Gambar-gambar brutal tersebut menandai akhir yang dramatis bagi penduduk asli Gaza yang muncul sebagai pemimpin kelompok Palestina setelah memicu perang yang telah melanda wilayah tersebut dan akhirnya menentukan nasibnya sendiri.
Namun, bahkan saat foto-foto beredar dan pengumuman beredar dari outlet berita Israel, banyak yang tidak percaya.
“Pembunuhan Yahya Sinwar adalah tragedi bagi rakyat Gaza, kami tidak menduganya,” kata Amal al-Hanawi, 28 tahun, dari Nuseirat di pusat Jalur Gaza tempat ia berlindung setelah melarikan diri dari pertempuran di utara.
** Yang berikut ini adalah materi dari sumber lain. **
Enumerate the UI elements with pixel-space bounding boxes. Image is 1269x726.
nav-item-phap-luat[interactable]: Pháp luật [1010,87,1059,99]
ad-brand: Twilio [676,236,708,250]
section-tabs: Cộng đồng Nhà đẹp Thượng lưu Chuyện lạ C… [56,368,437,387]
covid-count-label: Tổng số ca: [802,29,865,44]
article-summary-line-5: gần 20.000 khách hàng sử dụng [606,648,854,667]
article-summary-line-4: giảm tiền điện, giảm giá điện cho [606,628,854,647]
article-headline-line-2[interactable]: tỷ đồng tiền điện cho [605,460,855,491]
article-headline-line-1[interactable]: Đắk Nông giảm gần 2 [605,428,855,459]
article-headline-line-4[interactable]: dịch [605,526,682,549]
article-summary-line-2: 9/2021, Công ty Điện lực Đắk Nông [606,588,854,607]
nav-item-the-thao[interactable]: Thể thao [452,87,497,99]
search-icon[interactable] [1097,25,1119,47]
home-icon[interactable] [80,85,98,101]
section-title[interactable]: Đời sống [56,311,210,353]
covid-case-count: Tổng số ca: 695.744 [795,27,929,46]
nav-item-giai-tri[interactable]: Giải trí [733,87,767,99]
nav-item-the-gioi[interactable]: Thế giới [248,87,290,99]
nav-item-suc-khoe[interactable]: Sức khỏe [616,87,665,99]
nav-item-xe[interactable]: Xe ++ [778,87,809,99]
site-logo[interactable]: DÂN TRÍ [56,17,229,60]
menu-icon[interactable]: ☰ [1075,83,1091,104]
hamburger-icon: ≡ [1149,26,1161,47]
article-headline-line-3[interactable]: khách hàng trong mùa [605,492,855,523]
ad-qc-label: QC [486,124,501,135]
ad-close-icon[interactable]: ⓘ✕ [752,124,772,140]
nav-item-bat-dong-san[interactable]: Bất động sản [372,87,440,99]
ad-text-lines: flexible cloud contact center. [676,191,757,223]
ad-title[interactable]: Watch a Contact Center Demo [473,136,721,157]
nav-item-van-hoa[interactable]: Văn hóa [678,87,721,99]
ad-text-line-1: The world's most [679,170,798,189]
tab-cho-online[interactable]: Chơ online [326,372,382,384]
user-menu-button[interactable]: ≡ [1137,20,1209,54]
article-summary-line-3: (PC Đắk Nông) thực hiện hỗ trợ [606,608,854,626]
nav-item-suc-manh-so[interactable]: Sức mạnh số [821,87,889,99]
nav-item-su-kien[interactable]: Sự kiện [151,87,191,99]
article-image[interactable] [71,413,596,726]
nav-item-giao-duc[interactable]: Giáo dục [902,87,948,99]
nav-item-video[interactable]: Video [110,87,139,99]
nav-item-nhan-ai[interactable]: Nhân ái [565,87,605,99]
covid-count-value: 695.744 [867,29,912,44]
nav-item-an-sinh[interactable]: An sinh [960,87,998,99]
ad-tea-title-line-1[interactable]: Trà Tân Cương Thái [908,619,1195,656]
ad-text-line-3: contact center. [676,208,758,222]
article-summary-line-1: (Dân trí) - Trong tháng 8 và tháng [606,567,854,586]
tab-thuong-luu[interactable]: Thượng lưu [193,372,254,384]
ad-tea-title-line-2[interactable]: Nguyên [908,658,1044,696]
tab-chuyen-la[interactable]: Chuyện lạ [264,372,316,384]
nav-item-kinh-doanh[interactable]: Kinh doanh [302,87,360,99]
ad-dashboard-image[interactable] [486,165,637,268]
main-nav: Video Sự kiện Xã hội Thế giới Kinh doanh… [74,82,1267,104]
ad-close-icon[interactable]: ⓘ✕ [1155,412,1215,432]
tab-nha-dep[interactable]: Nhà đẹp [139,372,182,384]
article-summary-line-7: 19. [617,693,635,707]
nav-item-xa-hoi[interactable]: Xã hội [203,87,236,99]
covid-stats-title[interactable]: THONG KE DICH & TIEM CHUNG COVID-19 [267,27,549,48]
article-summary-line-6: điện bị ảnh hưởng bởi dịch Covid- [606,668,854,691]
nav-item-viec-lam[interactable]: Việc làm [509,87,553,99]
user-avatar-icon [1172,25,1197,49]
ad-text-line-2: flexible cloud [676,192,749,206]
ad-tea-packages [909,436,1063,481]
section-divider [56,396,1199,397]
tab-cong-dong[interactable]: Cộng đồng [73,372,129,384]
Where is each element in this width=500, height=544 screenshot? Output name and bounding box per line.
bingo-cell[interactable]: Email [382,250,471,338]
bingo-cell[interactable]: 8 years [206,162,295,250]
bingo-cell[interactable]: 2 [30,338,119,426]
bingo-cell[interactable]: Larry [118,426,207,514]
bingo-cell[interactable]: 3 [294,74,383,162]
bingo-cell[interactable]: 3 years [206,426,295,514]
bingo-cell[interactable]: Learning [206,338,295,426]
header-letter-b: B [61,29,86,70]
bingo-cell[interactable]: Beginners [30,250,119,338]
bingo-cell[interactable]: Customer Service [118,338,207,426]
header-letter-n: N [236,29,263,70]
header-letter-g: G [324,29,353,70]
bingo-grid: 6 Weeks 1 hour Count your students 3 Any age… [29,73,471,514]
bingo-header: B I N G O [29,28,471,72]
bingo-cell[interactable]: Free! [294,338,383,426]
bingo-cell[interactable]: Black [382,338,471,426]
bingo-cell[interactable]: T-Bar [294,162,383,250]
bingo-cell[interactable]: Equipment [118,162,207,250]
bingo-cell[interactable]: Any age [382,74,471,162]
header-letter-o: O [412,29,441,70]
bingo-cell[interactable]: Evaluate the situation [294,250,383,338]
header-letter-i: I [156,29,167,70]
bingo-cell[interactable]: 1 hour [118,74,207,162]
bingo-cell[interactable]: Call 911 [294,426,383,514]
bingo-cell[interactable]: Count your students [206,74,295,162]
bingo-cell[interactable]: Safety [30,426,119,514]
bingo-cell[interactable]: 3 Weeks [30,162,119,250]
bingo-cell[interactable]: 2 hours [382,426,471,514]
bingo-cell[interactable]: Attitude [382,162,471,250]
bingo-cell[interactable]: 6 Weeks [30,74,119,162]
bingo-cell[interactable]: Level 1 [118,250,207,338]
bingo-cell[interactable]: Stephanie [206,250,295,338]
“Saya mendapat kesan bahwa Hamas sudah berakhir, bahwa tidak ada lagi perlawanan yang kuat, mereka telah hancur,” katanya kepada AFP, dengan mengatakan bahwa ini adalah “persis apa yang diinginkan Netanyahu”.
Sebagian besar wilayah Gaza telah diratakan oleh serangan balasan Israel di wilayah tersebut setelah serangan Hamas pada 7 Oktober tahun lalu yang memicu serangan gencar yang tak henti-hentinya.
Serangan Hamas mengakibatkan kematian 1.206 orang di Israel, sebagian besar warga sipil, menurut penghitungan AFP dari angka resmi Israel.
Balas dendam Israel telah menewaskan sedikitnya 42.438 orang, sebagian besar warga sipil, menurut angka dari kementerian kesehatan di wilayah yang dikuasai Hamas, yang dianggap PBB dapat diandalkan.
Dengan kematian Sinwar, banyak yang bertanya-tanya apakah akhir perang akhirnya sudah di depan mata.
Perlawanan yang Habis
“Tidak ada lagi alasan bagi Netanyahu untuk melanjutkan perang pemusnahan ini,” kata Moumen Abou Wassam, 22 tahun.
Lingkungan al-Tuffah miliknya di Kota Gaza, adalah salah satu yang tertua di wilayah tersebut, yang terkenal dengan masjid-masjid bersejarahnya, beberapa di antaranya berasal dari abad ke-13.
Lingkungan tersebut hampir hancur total. “Dengan kehendak Tuhan, perang akan berakhir, dan kita akan melihat dengan mata kepala kita sendiri pembangunan kembali Gaza,” katanya.
Sebelum berita kematian Sinwar tersebar, hari itu diselingi oleh tembakan artileri dan serangan udara, termasuk serangan yang menghantam sekolah yang menampung orang-orang terlantar di kamp Jabalia yang menewaskan sedikitnya 14 orang, menurut dua rumah sakit di daerah tersebut.
Sebagian besar warga Gaza telah dipaksa meninggalkan rumah mereka, menurut Perserikatan Bangsa-Bangsa, dengan banyak yang sekarang menghadapi musim dingin kedua di kamp-kamp darurat.
“Kami kelelahan, perang sudah keterlaluan, perang telah merenggut segalanya dari kami,” kata Shadi Nofal Abou Maher, 23 tahun, yang berharap dunia akan campur tangan untuk mengakhiri perang.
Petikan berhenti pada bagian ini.